For the harvest pictured above, I made a frittata. After giving them a 20-minute soak in a sink full of water to wash and refresh them, I briefly blanched them as whole leaves in a big pot of lightly-salted water. Once they started to wilt (it only takes a minute), I removed the leaves from the boiling water and ran them under cool water to halt the cooking, making them cool enough to touch. I squeezed the excess water out, chopped them on my cutting board, and set them in a container in the fridge. It was Thursday morning and I had to leave for work; the rest would wait for Saturday for brunch at home.
On Saturday morning, I warmed about a cup of the prepared greens in my biggest non-stick pan, which I had already lightly coated with olive oil. You could add other ingredients here if you wanted to, as fritattas are great for using up leftovers: diced baked potato, cooked chickpeas, and/or cooked ham would be lovely as would fresh herbs.

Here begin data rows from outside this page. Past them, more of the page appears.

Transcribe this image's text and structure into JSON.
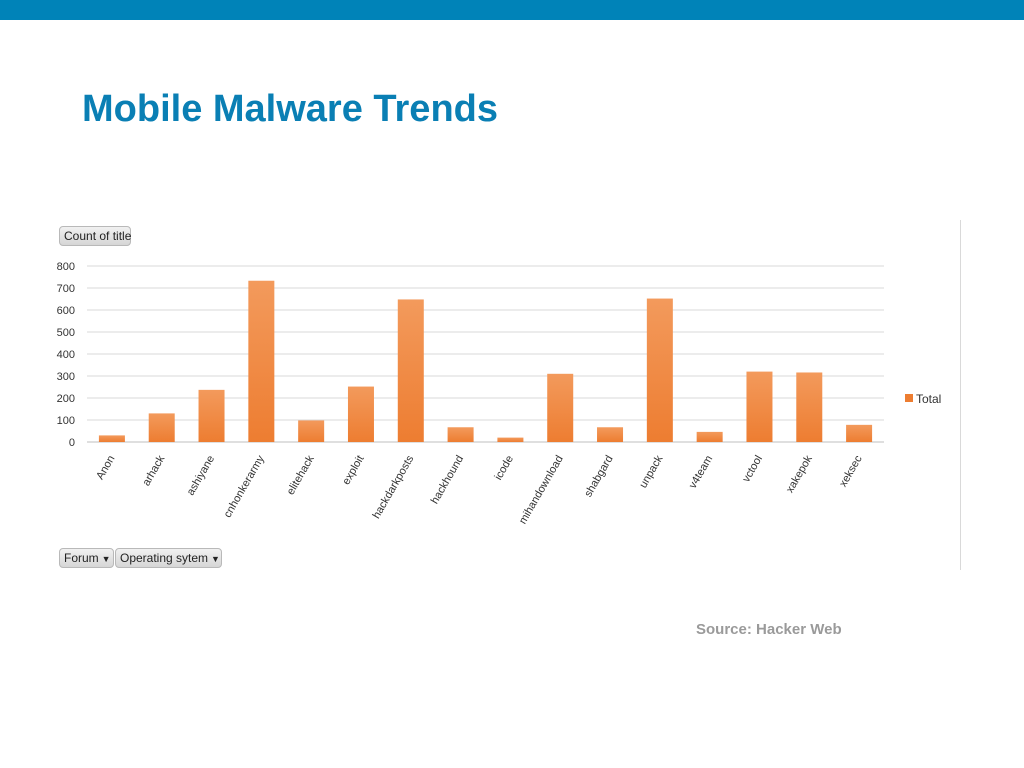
{
  "slide": {
    "title": "Mobile Malware Trends",
    "source": "Source: Hacker Web",
    "accent": "#0083b8"
  },
  "pivot": {
    "value_field": "Count of title",
    "row_field": "Forum",
    "filter_field": "Operating sytem"
  },
  "chart_data": {
    "type": "bar",
    "categories": [
      "Anon",
      "arhack",
      "ashiyane",
      "cnhonkerarmy",
      "elitehack",
      "exploit",
      "hackdarkposts",
      "hackhound",
      "icode",
      "mihandownload",
      "shabgard",
      "unpack",
      "v4team",
      "vctool",
      "xakepok",
      "xeksec"
    ],
    "series": [
      {
        "name": "Total",
        "values": [
          30,
          130,
          237,
          733,
          98,
          252,
          648,
          67,
          20,
          310,
          67,
          652,
          46,
          320,
          316,
          78
        ],
        "color": "#ed7d31"
      }
    ],
    "title": "",
    "xlabel": "",
    "ylabel": "",
    "ylim": [
      0,
      800
    ],
    "yticks": [
      "0",
      "100",
      "200",
      "300",
      "400",
      "500",
      "600",
      "700",
      "800"
    ],
    "grid": true,
    "legend_position": "right"
  }
}
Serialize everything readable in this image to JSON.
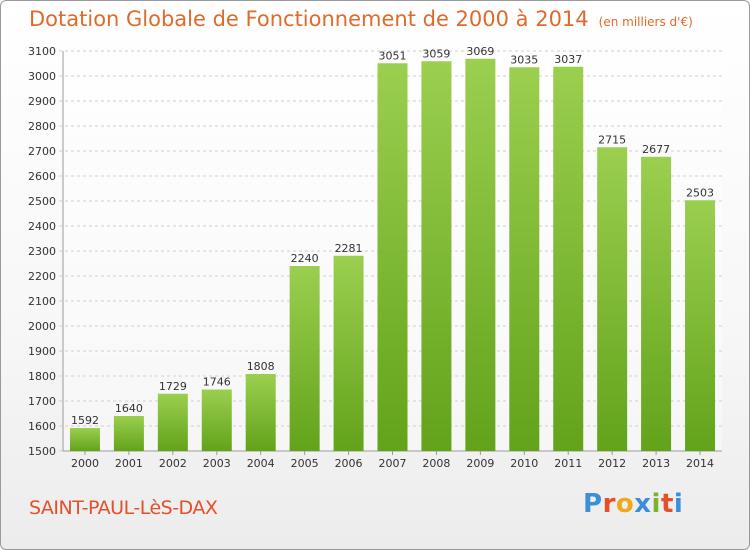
{
  "chart_data": {
    "type": "bar",
    "title": "Dotation Globale de Fonctionnement de 2000 à 2014",
    "subtitle": "(en milliers d'€)",
    "categories": [
      "2000",
      "2001",
      "2002",
      "2003",
      "2004",
      "2005",
      "2006",
      "2007",
      "2008",
      "2009",
      "2010",
      "2011",
      "2012",
      "2013",
      "2014"
    ],
    "values": [
      1592,
      1640,
      1729,
      1746,
      1808,
      2240,
      2281,
      3051,
      3059,
      3069,
      3035,
      3037,
      2715,
      2677,
      2503
    ],
    "ylim": [
      1500,
      3100
    ],
    "yticks": [
      1500,
      1600,
      1700,
      1800,
      1900,
      2000,
      2100,
      2200,
      2300,
      2400,
      2500,
      2600,
      2700,
      2800,
      2900,
      3000,
      3100
    ],
    "xlabel": "",
    "ylabel": "",
    "grid": true,
    "legend": "none",
    "bar_color_top": "#9bcf4f",
    "bar_color_bottom": "#62a31a"
  },
  "footer": {
    "commune": "SAINT-PAUL-LèS-DAX",
    "brand": "Proxiti"
  },
  "colors": {
    "title": "#e06a2a",
    "commune": "#e3502a",
    "brand_letters": [
      "#3b8fd9",
      "#e3502a",
      "#f0a81c",
      "#3b8fd9",
      "#7bb32e",
      "#e3502a",
      "#3b8fd9"
    ]
  }
}
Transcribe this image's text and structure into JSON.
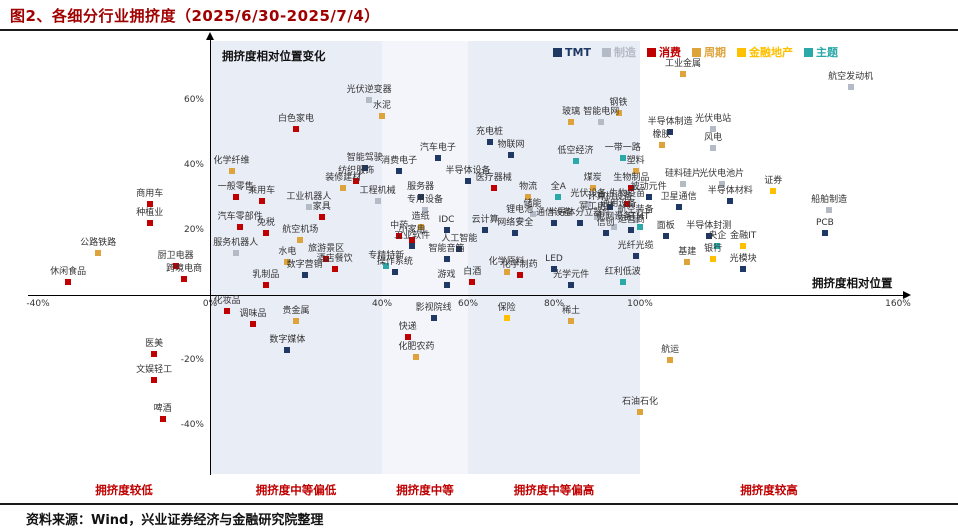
{
  "title": "图2、各细分行业拥挤度（2025/6/30-2025/7/4）",
  "source": "资料来源：Wind，兴业证券经济与金融研究院整理",
  "axis_labels": {
    "y_inner": "拥挤度相对位置变化",
    "x_inner": "拥挤度相对位置"
  },
  "legend": [
    "TMT",
    "制造",
    "消费",
    "周期",
    "金融地产",
    "主题"
  ],
  "colors": {
    "TMT": "#203864",
    "制造": "#b4bac6",
    "消费": "#c00000",
    "周期": "#dfa33c",
    "金融地产": "#ffc000",
    "主题": "#2ba8a8",
    "band_a": "#e9edf6",
    "band_b": "#f3f5fb",
    "accent_red": "#a00000",
    "zone_label_red": "#c00000"
  },
  "chart_data": {
    "type": "scatter",
    "title": "各细分行业拥挤度（2025/6/30-2025/7/4）",
    "xlabel": "拥挤度相对位置",
    "ylabel": "拥挤度相对位置变化",
    "xlim": [
      -40,
      160
    ],
    "ylim": [
      -55,
      78
    ],
    "x_ticks": [
      -40,
      0,
      40,
      60,
      80,
      100,
      160
    ],
    "y_ticks": [
      60,
      40,
      20,
      -20,
      -40
    ],
    "grid": false,
    "legend_position": "top-right",
    "zones": [
      {
        "label": "拥挤度较低",
        "from": -40,
        "to": 0,
        "band": null
      },
      {
        "label": "拥挤度中等偏低",
        "from": 0,
        "to": 40,
        "band": "band_a"
      },
      {
        "label": "拥挤度中等",
        "from": 40,
        "to": 60,
        "band": "band_b"
      },
      {
        "label": "拥挤度中等偏高",
        "from": 60,
        "to": 100,
        "band": "band_a"
      },
      {
        "label": "拥挤度较高",
        "from": 100,
        "to": 160,
        "band": null
      }
    ],
    "points": [
      {
        "label": "休闲食品",
        "x": -33,
        "y": 4,
        "cat": "消费"
      },
      {
        "label": "公路铁路",
        "x": -26,
        "y": 13,
        "cat": "周期"
      },
      {
        "label": "种植业",
        "x": -14,
        "y": 22,
        "cat": "消费"
      },
      {
        "label": "商用车",
        "x": -14,
        "y": 28,
        "cat": "消费"
      },
      {
        "label": "厨卫电器",
        "x": -8,
        "y": 9,
        "cat": "消费"
      },
      {
        "label": "跨境电商",
        "x": -6,
        "y": 5,
        "cat": "消费"
      },
      {
        "label": "医美",
        "x": -13,
        "y": -18,
        "cat": "消费"
      },
      {
        "label": "文娱轻工",
        "x": -13,
        "y": -26,
        "cat": "消费"
      },
      {
        "label": "啤酒",
        "x": -11,
        "y": -38,
        "cat": "消费"
      },
      {
        "label": "化妆品",
        "x": 4,
        "y": -5,
        "cat": "消费"
      },
      {
        "label": "调味品",
        "x": 10,
        "y": -9,
        "cat": "消费"
      },
      {
        "label": "贵金属",
        "x": 20,
        "y": -8,
        "cat": "周期"
      },
      {
        "label": "数字媒体",
        "x": 18,
        "y": -17,
        "cat": "TMT"
      },
      {
        "label": "一般零售",
        "x": 6,
        "y": 30,
        "cat": "消费"
      },
      {
        "label": "化学纤维",
        "x": 5,
        "y": 38,
        "cat": "周期"
      },
      {
        "label": "乘用车",
        "x": 12,
        "y": 29,
        "cat": "消费"
      },
      {
        "label": "汽车零部件",
        "x": 7,
        "y": 21,
        "cat": "消费"
      },
      {
        "label": "免税",
        "x": 13,
        "y": 19,
        "cat": "消费"
      },
      {
        "label": "服务机器人",
        "x": 6,
        "y": 13,
        "cat": "制造"
      },
      {
        "label": "水电",
        "x": 18,
        "y": 10,
        "cat": "周期"
      },
      {
        "label": "乳制品",
        "x": 13,
        "y": 3,
        "cat": "消费"
      },
      {
        "label": "数字营销",
        "x": 22,
        "y": 6,
        "cat": "TMT"
      },
      {
        "label": "白色家电",
        "x": 20,
        "y": 51,
        "cat": "消费"
      },
      {
        "label": "工业机器人",
        "x": 23,
        "y": 27,
        "cat": "制造"
      },
      {
        "label": "航空机场",
        "x": 21,
        "y": 17,
        "cat": "周期"
      },
      {
        "label": "家具",
        "x": 26,
        "y": 24,
        "cat": "消费"
      },
      {
        "label": "旅游景区",
        "x": 27,
        "y": 11,
        "cat": "消费"
      },
      {
        "label": "酒店餐饮",
        "x": 29,
        "y": 8,
        "cat": "消费"
      },
      {
        "label": "装修建材",
        "x": 31,
        "y": 33,
        "cat": "周期"
      },
      {
        "label": "纺织服饰",
        "x": 34,
        "y": 35,
        "cat": "消费"
      },
      {
        "label": "智能驾驶",
        "x": 36,
        "y": 39,
        "cat": "TMT"
      },
      {
        "label": "光伏逆变器",
        "x": 37,
        "y": 60,
        "cat": "制造"
      },
      {
        "label": "水泥",
        "x": 40,
        "y": 55,
        "cat": "周期"
      },
      {
        "label": "工程机械",
        "x": 39,
        "y": 29,
        "cat": "制造"
      },
      {
        "label": "专精特新",
        "x": 41,
        "y": 9,
        "cat": "主题"
      },
      {
        "label": "操作系统",
        "x": 43,
        "y": 7,
        "cat": "TMT"
      },
      {
        "label": "中药",
        "x": 44,
        "y": 18,
        "cat": "消费"
      },
      {
        "label": "消费电子",
        "x": 44,
        "y": 38,
        "cat": "TMT"
      },
      {
        "label": "快递",
        "x": 46,
        "y": -13,
        "cat": "消费"
      },
      {
        "label": "化肥农药",
        "x": 48,
        "y": -19,
        "cat": "周期"
      },
      {
        "label": "小家电",
        "x": 47,
        "y": 17,
        "cat": "消费"
      },
      {
        "label": "工业软件",
        "x": 47,
        "y": 15,
        "cat": "TMT"
      },
      {
        "label": "服务器",
        "x": 49,
        "y": 30,
        "cat": "TMT"
      },
      {
        "label": "造纸",
        "x": 49,
        "y": 21,
        "cat": "周期"
      },
      {
        "label": "专用设备",
        "x": 50,
        "y": 26,
        "cat": "制造"
      },
      {
        "label": "影视院线",
        "x": 52,
        "y": -7,
        "cat": "TMT"
      },
      {
        "label": "汽车电子",
        "x": 53,
        "y": 42,
        "cat": "TMT"
      },
      {
        "label": "游戏",
        "x": 55,
        "y": 3,
        "cat": "TMT"
      },
      {
        "label": "IDC",
        "x": 55,
        "y": 20,
        "cat": "TMT"
      },
      {
        "label": "智能音箱",
        "x": 55,
        "y": 11,
        "cat": "TMT"
      },
      {
        "label": "人工智能",
        "x": 58,
        "y": 14,
        "cat": "TMT"
      },
      {
        "label": "半导体设备",
        "x": 60,
        "y": 35,
        "cat": "TMT"
      },
      {
        "label": "白酒",
        "x": 61,
        "y": 4,
        "cat": "消费"
      },
      {
        "label": "云计算",
        "x": 64,
        "y": 20,
        "cat": "TMT"
      },
      {
        "label": "充电桩",
        "x": 65,
        "y": 47,
        "cat": "TMT"
      },
      {
        "label": "医疗器械",
        "x": 66,
        "y": 33,
        "cat": "消费"
      },
      {
        "label": "化学原料",
        "x": 69,
        "y": 7,
        "cat": "周期"
      },
      {
        "label": "保险",
        "x": 69,
        "y": -7,
        "cat": "金融地产"
      },
      {
        "label": "物联网",
        "x": 70,
        "y": 43,
        "cat": "TMT"
      },
      {
        "label": "网络安全",
        "x": 71,
        "y": 19,
        "cat": "TMT"
      },
      {
        "label": "化学制药",
        "x": 72,
        "y": 6,
        "cat": "消费"
      },
      {
        "label": "锂电池",
        "x": 72,
        "y": 23,
        "cat": "制造"
      },
      {
        "label": "物流",
        "x": 74,
        "y": 30,
        "cat": "周期"
      },
      {
        "label": "储能",
        "x": 75,
        "y": 25,
        "cat": "制造"
      },
      {
        "label": "通信设备",
        "x": 80,
        "y": 22,
        "cat": "TMT"
      },
      {
        "label": "LED",
        "x": 80,
        "y": 8,
        "cat": "TMT"
      },
      {
        "label": "全A",
        "x": 81,
        "y": 30,
        "cat": "主题"
      },
      {
        "label": "光学元件",
        "x": 84,
        "y": 3,
        "cat": "TMT"
      },
      {
        "label": "稀土",
        "x": 84,
        "y": -8,
        "cat": "周期"
      },
      {
        "label": "玻璃",
        "x": 84,
        "y": 53,
        "cat": "周期"
      },
      {
        "label": "低空经济",
        "x": 85,
        "y": 41,
        "cat": "主题"
      },
      {
        "label": "半导体分立器件",
        "x": 86,
        "y": 22,
        "cat": "TMT"
      },
      {
        "label": "光伏设备",
        "x": 88,
        "y": 28,
        "cat": "制造"
      },
      {
        "label": "煤炭",
        "x": 89,
        "y": 33,
        "cat": "周期"
      },
      {
        "label": "军工电子",
        "x": 90,
        "y": 24,
        "cat": "制造"
      },
      {
        "label": "智能电网",
        "x": 91,
        "y": 53,
        "cat": "制造"
      },
      {
        "label": "信创",
        "x": 92,
        "y": 19,
        "cat": "TMT"
      },
      {
        "label": "计算机设备",
        "x": 93,
        "y": 27,
        "cat": "TMT"
      },
      {
        "label": "电网设备",
        "x": 94,
        "y": 21,
        "cat": "制造"
      },
      {
        "label": "钢铁",
        "x": 95,
        "y": 56,
        "cat": "周期"
      },
      {
        "label": "通用设备",
        "x": 95,
        "y": 25,
        "cat": "制造"
      },
      {
        "label": "一带一路",
        "x": 96,
        "y": 42,
        "cat": "主题"
      },
      {
        "label": "红利低波",
        "x": 96,
        "y": 4,
        "cat": "主题"
      },
      {
        "label": "生物疫苗",
        "x": 97,
        "y": 28,
        "cat": "消费"
      },
      {
        "label": "生物制品",
        "x": 98,
        "y": 33,
        "cat": "消费"
      },
      {
        "label": "运营商",
        "x": 98,
        "y": 20,
        "cat": "TMT"
      },
      {
        "label": "塑料",
        "x": 99,
        "y": 38,
        "cat": "周期"
      },
      {
        "label": "航空装备",
        "x": 99,
        "y": 23,
        "cat": "制造"
      },
      {
        "label": "光纤光缆",
        "x": 99,
        "y": 12,
        "cat": "TMT"
      },
      {
        "label": "TMT",
        "x": 100,
        "y": 21,
        "cat": "主题"
      },
      {
        "label": "石油石化",
        "x": 100,
        "y": -36,
        "cat": "周期"
      },
      {
        "label": "被动元件",
        "x": 102,
        "y": 30,
        "cat": "TMT"
      },
      {
        "label": "橡胶",
        "x": 105,
        "y": 46,
        "cat": "周期"
      },
      {
        "label": "面板",
        "x": 106,
        "y": 18,
        "cat": "TMT"
      },
      {
        "label": "半导体制造",
        "x": 107,
        "y": 50,
        "cat": "TMT"
      },
      {
        "label": "航运",
        "x": 107,
        "y": -20,
        "cat": "周期"
      },
      {
        "label": "卫星通信",
        "x": 109,
        "y": 27,
        "cat": "TMT"
      },
      {
        "label": "工业金属",
        "x": 110,
        "y": 68,
        "cat": "周期"
      },
      {
        "label": "硅料硅片",
        "x": 110,
        "y": 34,
        "cat": "制造"
      },
      {
        "label": "基建",
        "x": 111,
        "y": 10,
        "cat": "周期"
      },
      {
        "label": "半导体封测",
        "x": 116,
        "y": 18,
        "cat": "TMT"
      },
      {
        "label": "光伏电站",
        "x": 117,
        "y": 51,
        "cat": "制造"
      },
      {
        "label": "风电",
        "x": 117,
        "y": 45,
        "cat": "制造"
      },
      {
        "label": "银行",
        "x": 117,
        "y": 11,
        "cat": "金融地产"
      },
      {
        "label": "央企",
        "x": 118,
        "y": 15,
        "cat": "主题"
      },
      {
        "label": "光伏电池片",
        "x": 119,
        "y": 34,
        "cat": "制造"
      },
      {
        "label": "半导体材料",
        "x": 121,
        "y": 29,
        "cat": "TMT"
      },
      {
        "label": "金融IT",
        "x": 124,
        "y": 15,
        "cat": "金融地产"
      },
      {
        "label": "光模块",
        "x": 124,
        "y": 8,
        "cat": "TMT"
      },
      {
        "label": "证券",
        "x": 131,
        "y": 32,
        "cat": "金融地产"
      },
      {
        "label": "PCB",
        "x": 143,
        "y": 19,
        "cat": "TMT"
      },
      {
        "label": "船舶制造",
        "x": 144,
        "y": 26,
        "cat": "制造"
      },
      {
        "label": "航空发动机",
        "x": 149,
        "y": 64,
        "cat": "制造"
      }
    ]
  }
}
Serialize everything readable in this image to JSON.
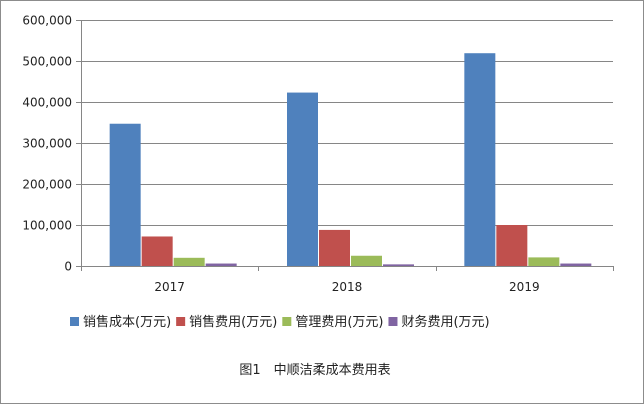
{
  "chart_data": {
    "type": "bar",
    "categories": [
      "2017",
      "2018",
      "2019"
    ],
    "series": [
      {
        "name": "销售成本(万元)",
        "values": [
          347000,
          423000,
          519000
        ],
        "color": "#4f81bd"
      },
      {
        "name": "销售费用(万元)",
        "values": [
          72000,
          88000,
          100000
        ],
        "color": "#c0504d"
      },
      {
        "name": "管理费用(万元)",
        "values": [
          20000,
          25000,
          21000
        ],
        "color": "#9bbb59"
      },
      {
        "name": "财务费用(万元)",
        "values": [
          6000,
          4000,
          6000
        ],
        "color": "#8064a2"
      }
    ],
    "ylim": [
      0,
      600000
    ],
    "yticks": [
      "0",
      "100,000",
      "200,000",
      "300,000",
      "400,000",
      "500,000",
      "600,000"
    ],
    "ytick_values": [
      0,
      100000,
      200000,
      300000,
      400000,
      500000,
      600000
    ],
    "grid": true,
    "legend_position": "bottom",
    "caption": "图1　中顺洁柔成本费用表"
  }
}
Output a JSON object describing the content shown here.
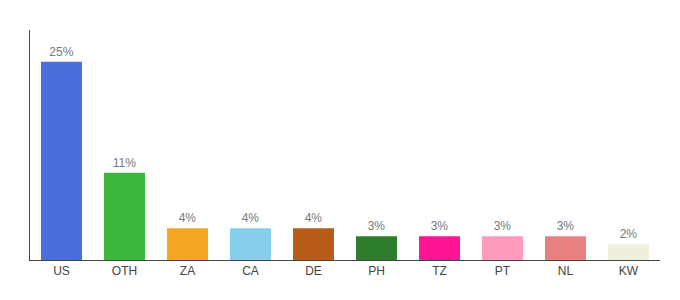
{
  "chart_data": {
    "type": "bar",
    "categories": [
      "US",
      "OTH",
      "ZA",
      "CA",
      "DE",
      "PH",
      "TZ",
      "PT",
      "NL",
      "KW"
    ],
    "values": [
      25,
      11,
      4,
      4,
      4,
      3,
      3,
      3,
      3,
      2
    ],
    "value_labels": [
      "25%",
      "11%",
      "4%",
      "4%",
      "4%",
      "3%",
      "3%",
      "3%",
      "3%",
      "2%"
    ],
    "colors": [
      "#4A6FDB",
      "#3CB83C",
      "#F5A623",
      "#87CEEB",
      "#B85C1A",
      "#2E7D2E",
      "#FF1493",
      "#FF9ABF",
      "#E88080",
      "#F0EFDC"
    ],
    "ylim": [
      0,
      29
    ],
    "data_labels": true,
    "tick_labels": "x",
    "grid": false
  }
}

Just be sure to resist the urge to pack it full of goodness, as you want a relatively-thin layer of filling. There needs to be space for the egg to intermingle and coagulate around your ingredients or the frittata will not set properly.
Once the greens started to sizzle and become fragrant (medium heat), I poured 6 beaten eggs all over them and reached for the feta cheese, which I crumbled on top. When the eggs started to set around the edges, I moved the entire contraption to under the broiler to finish the cooking, making it brown and bubbly on top.
Allow the frittata to cool for a few minutes before cutting it into wedges as you would a pizza. Top with hot sauce according to your taste and enjoy.